I only just got Amibroker on saturday.  I've been looking for an indicator that plots a trailing stop loss a certain percent below.  I found this thread http://www.traderji.com/metastock/4399-trailing-stoploss-indicator.html but cant seem to get it to work in AB.  Is this possibly an old obsolete code or am I just importing it wrong?  I've obviously got a lot to learn.  Also can someone give me a link to a good site/forum/document so I cant get a better idea of using Amibroker itself and AFL.

Regards,

John


----------



## kaveman (19 December 2005)

As the link suggests it is for Metastock
You would have to re-write it for amibroker


----------



## markrmau (19 December 2005)

From memory, AB has a trailing stop built in, so you don't need specific code. Just look at the "ApplyStop" function.

Also, AFL link:

http://www.amibroker.com/guide/h_understandafl.html


----------



## captain black (19 December 2005)

The Amibroker support page is the best place to start.
Has links to the online library, mailing list(s),help documentation, AFL reference guide etc.

As with learning anything new it's better to "know less" and "understand more". Start with the basic concepts first.

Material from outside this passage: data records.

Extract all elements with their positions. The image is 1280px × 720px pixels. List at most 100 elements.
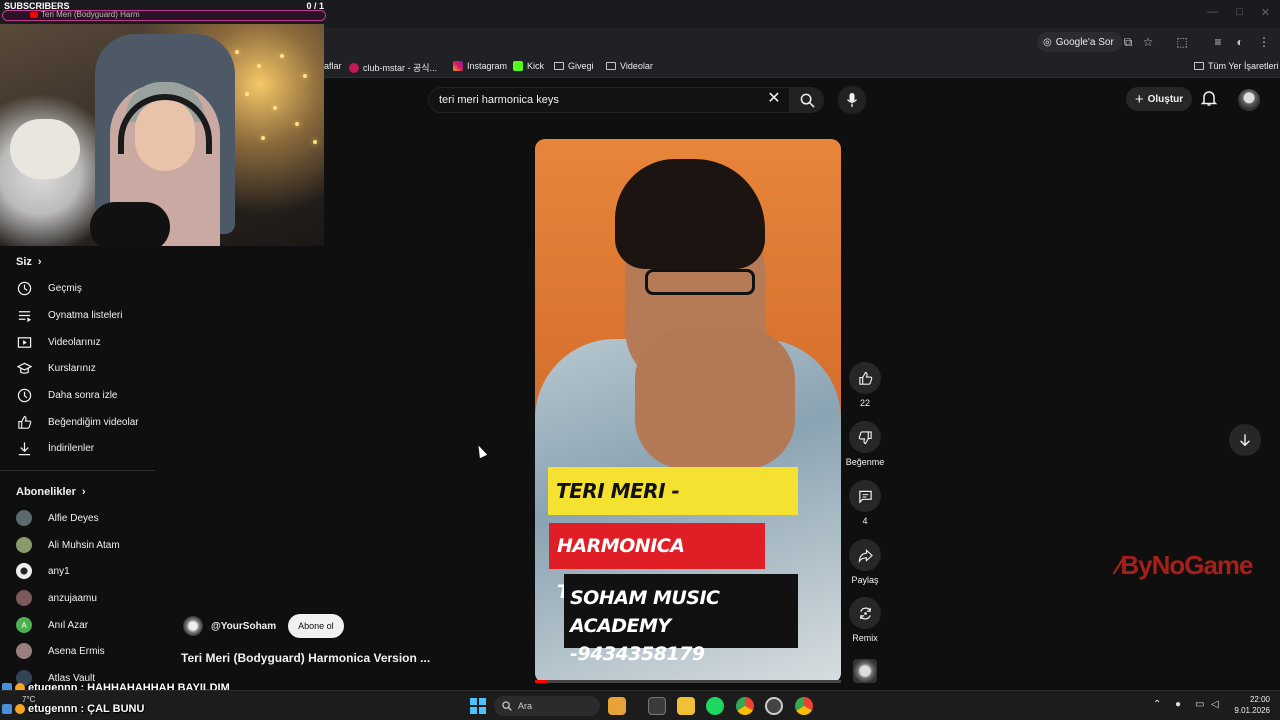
sidebar-item-courses[interactable]: Kurslarınız [0, 355, 155, 381]
sidebar-divider [0, 470, 155, 471]
video-hair [615, 159, 765, 269]
google-lens-icon: ◎ [1043, 36, 1052, 48]
playlist-icon [16, 307, 32, 323]
channel-avatar[interactable] [183, 616, 203, 636]
sidebar-item-label: İndirilenler [48, 442, 95, 454]
account-avatar[interactable] [1238, 89, 1260, 111]
history-icon [16, 280, 32, 296]
audio-source-thumbnail[interactable] [853, 659, 877, 683]
comments-button[interactable]: 4 [845, 480, 885, 526]
maximize-icon[interactable]: □ [1236, 6, 1243, 19]
subscriptions-heading[interactable]: Abonelikler › [16, 486, 86, 498]
you-heading[interactable]: Siz › [16, 256, 42, 268]
watermark-text: ByNoGame [1120, 550, 1253, 580]
like-button[interactable]: 22 [845, 362, 885, 408]
dislike-label: Beğenme [845, 457, 885, 467]
avatar: A [16, 617, 32, 633]
tab-title: Teri Meri (Bodyguard) Harm [41, 10, 140, 19]
menu-icon[interactable]: ⋮ [1256, 34, 1272, 50]
bell-icon [1200, 91, 1218, 106]
sidebar-subscription[interactable]: Ali Muhsin Atam [0, 532, 155, 558]
create-button[interactable]: + Oluştur [1126, 87, 1192, 111]
bookmark-item[interactable]: Videolar [606, 61, 653, 71]
sidebar-subscription[interactable]: Alfie Deyes [0, 505, 155, 531]
remix-button[interactable]: Remix [845, 597, 885, 643]
search-input[interactable]: teri meri harmonica keys [428, 87, 790, 113]
search-button[interactable] [790, 87, 824, 113]
comment-icon [858, 490, 872, 504]
short-video-player[interactable]: TERI MERI - (BODYGUARD) HARMONICA TUTORI… [535, 139, 841, 683]
webcam-overlay [0, 24, 324, 246]
short-title[interactable]: Teri Meri (Bodyguard) Harmonica Version … [181, 651, 461, 665]
sidebar-item-label: Videolarınız [48, 336, 101, 348]
share-button[interactable]: Paylaş [845, 539, 885, 585]
remix-icon [859, 606, 871, 620]
clear-search-icon[interactable]: ✕ [764, 90, 784, 110]
all-bookmarks[interactable]: Tüm Yer İşaretleri [1194, 61, 1279, 71]
windows-start-icon[interactable] [470, 698, 486, 714]
taskbar-clock[interactable]: 22:00 9.01.2026 [1228, 694, 1270, 716]
subscription-name: Alfie Deyes [48, 512, 99, 524]
bookmark-label: Kick [527, 61, 545, 71]
chat-badge-icon [15, 704, 25, 714]
notifications-button[interactable] [1200, 89, 1220, 109]
volume-icon[interactable]: ◁ [1211, 699, 1219, 710]
chrome-icon[interactable] [736, 697, 754, 715]
sidebar-item-downloads[interactable]: İndirilenler [0, 435, 155, 461]
subscribe-label: Abone ol [298, 621, 334, 631]
task-view-icon[interactable] [648, 697, 666, 715]
network-icon[interactable]: ▭ [1195, 699, 1204, 710]
bookmark-item[interactable]: aflar [324, 61, 342, 71]
video-progress-bar[interactable] [535, 680, 841, 683]
file-explorer-icon[interactable] [677, 697, 695, 715]
sidebar-subscription[interactable]: any1 [0, 558, 155, 584]
tray-overflow-icon[interactable]: ⌃ [1153, 699, 1161, 710]
bookmark-item[interactable]: Givegi [554, 61, 594, 71]
ask-google-button[interactable]: ◎ Google'a Sor [1037, 32, 1122, 52]
sidebar-subscription[interactable]: A Anıl Azar [0, 612, 155, 638]
avatar [16, 510, 32, 526]
caption-phone: -9434358179 [570, 643, 705, 665]
browser-tab-active[interactable]: Teri Meri (Bodyguard) Harm [30, 9, 180, 20]
chrome-profile-icon[interactable] [795, 697, 813, 715]
sidebar-subscription[interactable]: anzujaamu [0, 585, 155, 611]
photos-app-icon[interactable] [608, 697, 626, 715]
sidebar-item-your-videos[interactable]: Videolarınız [0, 329, 155, 355]
dislike-button[interactable]: Beğenme [845, 421, 885, 467]
taskbar-search[interactable]: Ara [494, 696, 600, 716]
next-short-button[interactable] [1229, 424, 1261, 456]
minimize-icon[interactable]: — [1207, 6, 1218, 19]
folder-icon [554, 62, 564, 70]
video-progress-fill [535, 680, 548, 683]
thumbs-down-icon [858, 430, 872, 444]
ask-google-label: Google'a Sor [1055, 36, 1114, 48]
subscribe-button[interactable]: Abone ol [288, 614, 344, 638]
club-icon [349, 62, 359, 73]
subscriber-goal-count: 0 / 1 [306, 1, 324, 11]
voice-search-button[interactable] [838, 86, 866, 114]
microphone-tray-icon[interactable]: ● [1175, 699, 1181, 710]
microphone-icon [846, 93, 858, 107]
extensions-icon[interactable]: ⬚ [1174, 34, 1190, 50]
folder-icon [1194, 62, 1204, 70]
sidebar-item-watch-later[interactable]: Daha sonra izle [0, 382, 155, 408]
sidebar-item-history[interactable]: Geçmiş [0, 275, 155, 301]
close-icon[interactable]: ✕ [1261, 6, 1270, 19]
media-controls-icon[interactable]: ≡ [1210, 34, 1226, 50]
bookmark-item[interactable]: Instagram [453, 61, 507, 71]
channel-handle[interactable]: @YourSoham [211, 621, 276, 632]
bookmark-item[interactable]: club-mstar - 공식... [349, 61, 437, 74]
spotify-icon[interactable] [706, 697, 724, 715]
bookmark-star-icon[interactable]: ☆ [1140, 34, 1156, 50]
sidebar-item-playlists[interactable]: Oynatma listeleri [0, 302, 155, 328]
video-hands-harmonica [635, 329, 795, 469]
profile-icon[interactable]: ◐ [1232, 34, 1248, 50]
sidebar-item-liked[interactable]: Beğendiğim videolar [0, 409, 155, 435]
sidebar-subscription[interactable]: Asena Ermis [0, 638, 155, 664]
install-app-icon[interactable]: ⧉ [1120, 34, 1136, 50]
sidebar-item-label: Oynatma listeleri [48, 309, 123, 321]
bookmark-item[interactable]: Kick [513, 61, 544, 71]
obs-icon[interactable] [765, 697, 783, 715]
your-videos-icon [16, 334, 32, 350]
chat-text: ÇAL BUNU [87, 703, 145, 715]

There is a downloadable mailing list history in the 3rd party area of Amibroker, it's probably the best resource, although searching it can be daunting.

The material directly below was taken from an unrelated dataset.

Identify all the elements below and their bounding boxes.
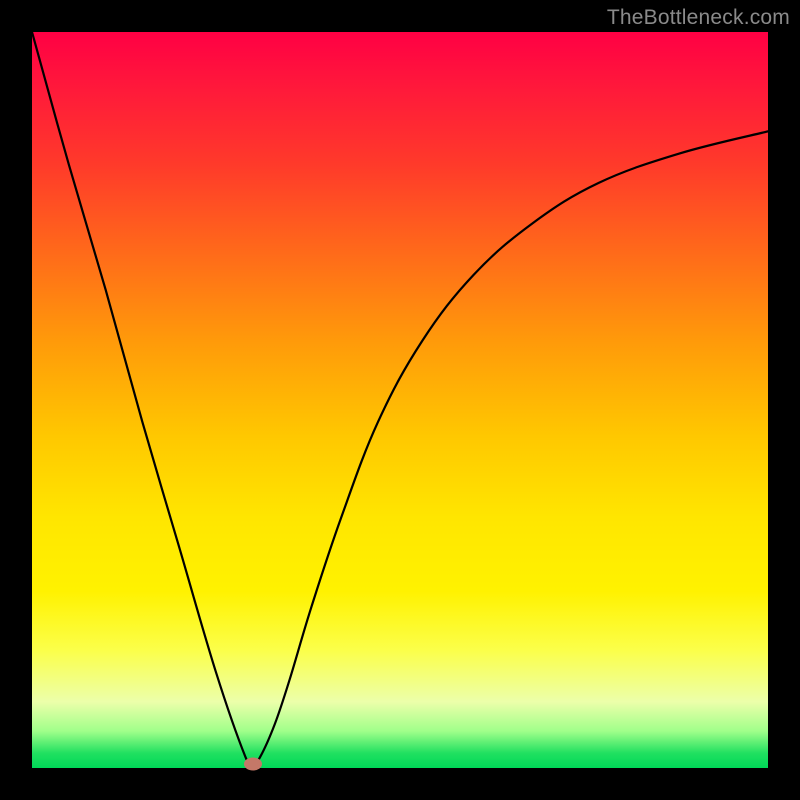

And there's always the helpful crew here, we'll have a go at any questions you have. I don't speak "metastock" so can't help with the trailing stop loss, can anyone else convert it to AFL ?

Cheers,
           The Captain


----------



## The Estimator (20 December 2005)

Thanks Guys,

Now wonder the code didn't work.  I thought it looked a bit foreign compared to the others.  I found it through a search on google and all the pages I'd read before were for amibroker.  I guess I got myself in the mindset that that was what I was looking at.  I'll have to check out those links on the weekend.  Thanks for the responses.  I'm sure once I get a bit more versed in the program I'll have more questions.

John


----------



## captain black (20 December 2005)

Had another look at the MS code for the trailing stop and put together some AFL that looks like it will do the same job. Copy and paste into Formula Editor then click on "Apply Indicator". Will plot the trailing stop as a red line. Drag and drop a price chart on top. Can adjust lookback period and percentage stop by right clicking chart and selecting "parameters".

Code
--------------
lookback=param("lookback",20,1,20,1);
percent=param("percent",7,1,10,1);

stop=hhv(close,lookback);
sellstop=stop-(stop*(stop/100));

Plot(sellstop,"sellstop display",colorred,styleline);

---------------------

Cheers,
           The Captain


----------